Scaling Data (used MinMaxScaler)

scaler = MinMaxScaler()
norm_mydata = mydata.copy()
def minmaxscaler(x):
    for columnName, columnData in x.iteritems():
        x[columnName] = scaler.fit_transform(np.array(columnData).reshape(-1, 1))
    
minmaxscaler(norm_mydata)
norm_mydata.head()

Scree plot or Elbow plot to find K

k = list(range(2,11))
sum_of_squared_distances = []
for i in k:
    kmeans = KMeans(n_clusters=i)
    kmeans.fit(norm_mydata)
    sum_of_squared_distances.append(kmeans.inertia_)

plt.figure(figsize=(10, 5))
plt.plot(k, sum_of_squared_distances, 'go--')
plt.xlabel('Number of Clusters')
plt.ylabel('Within Cluster Sum of squares')
plt.title('Elbow Curve to find optimum K')

Building KMeans model with K=4 (Training and Predicting)

import pandas as pd
from sklearn.cluster import KMeans
import matplotlib.pyplot as plt

# Load the data
file_path = '/mnt/data/crime_data.csv'
data = pd.read_csv(file_path)

# Drop the state names column
data_cleaned = data.drop(columns=['Unnamed: 0'])

# Elbow method to find optimal number of clusters
inertia = []
cluster_range = range(1, 11)

for k in cluster_range:
    kmeans = KMeans(n_clusters=k, random_state=42)
    kmeans.fit(data_cleaned)
    inertia.append(kmeans.inertia_)

# Plotting the elbow plot
plt.figure(figsize=(10, 6))
plt.plot(cluster_range, inertia, marker='o', linestyle='-')
plt.xlabel("Number of Clusters")
plt.ylabel("Inertia")
plt.title("Elbow Method for Optimal K")
plt.show()

# Building the KMeans model with K=4
kmeans_4 = KMeans(n_clusters=4, random_state=42)
kmeans_4.fit(data_cleaned)

# Predicting the cluster labels for each data point
data_cleaned['Cluster'] = kmeans_4.predict(data_cleaned)
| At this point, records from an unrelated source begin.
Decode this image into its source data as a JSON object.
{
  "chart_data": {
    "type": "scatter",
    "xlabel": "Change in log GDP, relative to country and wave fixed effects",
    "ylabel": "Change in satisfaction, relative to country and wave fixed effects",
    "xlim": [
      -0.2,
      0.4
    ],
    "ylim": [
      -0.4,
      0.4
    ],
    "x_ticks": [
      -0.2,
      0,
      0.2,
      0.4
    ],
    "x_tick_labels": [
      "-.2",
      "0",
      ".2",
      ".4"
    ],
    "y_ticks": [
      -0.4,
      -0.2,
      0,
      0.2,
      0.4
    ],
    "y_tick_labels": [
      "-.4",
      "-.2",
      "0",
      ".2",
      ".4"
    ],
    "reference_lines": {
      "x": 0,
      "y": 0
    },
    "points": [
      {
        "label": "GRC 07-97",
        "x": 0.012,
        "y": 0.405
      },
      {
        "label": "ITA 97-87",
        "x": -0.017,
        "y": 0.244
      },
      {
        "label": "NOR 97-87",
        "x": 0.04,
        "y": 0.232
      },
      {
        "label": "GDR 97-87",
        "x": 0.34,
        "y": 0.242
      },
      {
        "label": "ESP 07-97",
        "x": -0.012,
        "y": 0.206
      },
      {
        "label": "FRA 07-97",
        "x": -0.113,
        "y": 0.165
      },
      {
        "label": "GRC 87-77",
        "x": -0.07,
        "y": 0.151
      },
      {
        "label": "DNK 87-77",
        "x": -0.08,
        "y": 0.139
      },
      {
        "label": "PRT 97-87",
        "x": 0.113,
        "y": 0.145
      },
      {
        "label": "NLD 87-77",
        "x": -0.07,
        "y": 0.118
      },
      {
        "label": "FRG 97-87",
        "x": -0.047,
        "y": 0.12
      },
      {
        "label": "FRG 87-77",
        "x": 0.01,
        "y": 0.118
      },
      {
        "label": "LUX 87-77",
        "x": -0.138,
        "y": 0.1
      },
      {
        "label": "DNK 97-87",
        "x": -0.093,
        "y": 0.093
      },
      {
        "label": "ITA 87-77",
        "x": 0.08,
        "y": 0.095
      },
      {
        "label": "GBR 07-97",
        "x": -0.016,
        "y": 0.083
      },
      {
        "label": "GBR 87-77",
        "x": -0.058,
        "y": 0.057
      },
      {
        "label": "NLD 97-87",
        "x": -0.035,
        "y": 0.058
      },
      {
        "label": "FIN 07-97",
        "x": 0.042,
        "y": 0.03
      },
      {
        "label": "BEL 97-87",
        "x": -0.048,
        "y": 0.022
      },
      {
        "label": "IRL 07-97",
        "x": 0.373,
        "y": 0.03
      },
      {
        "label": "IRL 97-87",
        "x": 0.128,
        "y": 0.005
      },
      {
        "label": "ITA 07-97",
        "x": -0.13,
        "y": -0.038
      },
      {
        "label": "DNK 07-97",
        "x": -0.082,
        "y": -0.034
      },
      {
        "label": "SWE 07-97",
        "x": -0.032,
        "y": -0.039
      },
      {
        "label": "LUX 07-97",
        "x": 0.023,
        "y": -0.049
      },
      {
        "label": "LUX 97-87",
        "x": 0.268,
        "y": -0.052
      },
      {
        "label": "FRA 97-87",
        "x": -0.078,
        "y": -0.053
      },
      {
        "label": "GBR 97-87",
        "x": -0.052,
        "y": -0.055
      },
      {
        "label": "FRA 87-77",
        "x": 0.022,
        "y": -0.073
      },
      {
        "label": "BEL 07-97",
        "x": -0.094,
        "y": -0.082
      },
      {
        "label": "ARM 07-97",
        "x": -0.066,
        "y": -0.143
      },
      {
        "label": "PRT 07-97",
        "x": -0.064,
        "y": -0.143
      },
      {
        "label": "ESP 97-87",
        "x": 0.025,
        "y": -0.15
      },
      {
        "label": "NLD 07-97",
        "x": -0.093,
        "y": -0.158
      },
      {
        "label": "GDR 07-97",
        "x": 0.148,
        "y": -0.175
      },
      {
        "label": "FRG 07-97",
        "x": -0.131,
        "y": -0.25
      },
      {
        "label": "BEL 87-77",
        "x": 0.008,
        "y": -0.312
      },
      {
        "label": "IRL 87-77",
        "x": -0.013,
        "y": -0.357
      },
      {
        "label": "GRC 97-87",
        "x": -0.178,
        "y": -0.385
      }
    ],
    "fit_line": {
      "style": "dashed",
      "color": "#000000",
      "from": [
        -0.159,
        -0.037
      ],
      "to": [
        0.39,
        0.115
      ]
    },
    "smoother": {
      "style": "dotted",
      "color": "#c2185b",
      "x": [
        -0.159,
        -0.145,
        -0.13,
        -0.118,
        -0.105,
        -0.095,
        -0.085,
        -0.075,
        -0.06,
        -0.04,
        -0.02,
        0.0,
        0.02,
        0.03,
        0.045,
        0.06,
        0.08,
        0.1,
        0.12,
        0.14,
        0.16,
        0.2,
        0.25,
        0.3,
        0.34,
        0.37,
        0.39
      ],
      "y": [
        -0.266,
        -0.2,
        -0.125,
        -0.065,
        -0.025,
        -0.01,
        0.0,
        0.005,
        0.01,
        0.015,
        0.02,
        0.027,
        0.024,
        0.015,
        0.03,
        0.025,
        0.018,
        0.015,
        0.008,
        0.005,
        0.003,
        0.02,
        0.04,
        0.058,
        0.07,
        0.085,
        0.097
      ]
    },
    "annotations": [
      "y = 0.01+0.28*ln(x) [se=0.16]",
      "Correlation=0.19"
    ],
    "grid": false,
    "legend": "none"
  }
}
# Display the first few rows with cluster assignments
print(data_cleaned.head())
kmeans traning


Sample visualization of clusters

from sklearn.decomposition import PCA
import matplotlib.pyplot as plt

# Apply PCA to reduce to 2 dimensions for visualization
pca = PCA(n_components=2)
data_pca = pca.fit_transform(data_cleaned.drop(columns=['Cluster']))

# Creating a DataFrame with the PCA components and the cluster labels
data_pca_df = pd.DataFrame(data_pca, columns=['PCA1', 'PCA2'])
data_pca_df['Cluster'] = data_cleaned['Cluster']

# Plotting the clusters
plt.figure(figsize=(10, 8))
for cluster in data_pca_df['Cluster'].unique():
    subset = data_pca_df[data_pca_df['Cluster'] == cluster]
    plt.scatter(subset['PCA1'], subset['PCA2'], label=f'Cluster {cluster}', alpha=0.6)

plt.xlabel('PCA1')
plt.ylabel('PCA2')
plt.title('Cluster Visualization using PCA')
plt.legend()
plt.show()

visualization of clusters

End Notes

In this blog, we explored how the KMeans algorithm works, the various distance metrics it utilizes, and how the Elbow curve method helps in determining the optimal K value. I hope you found this article helpful—feel free to share it with your fellow learners!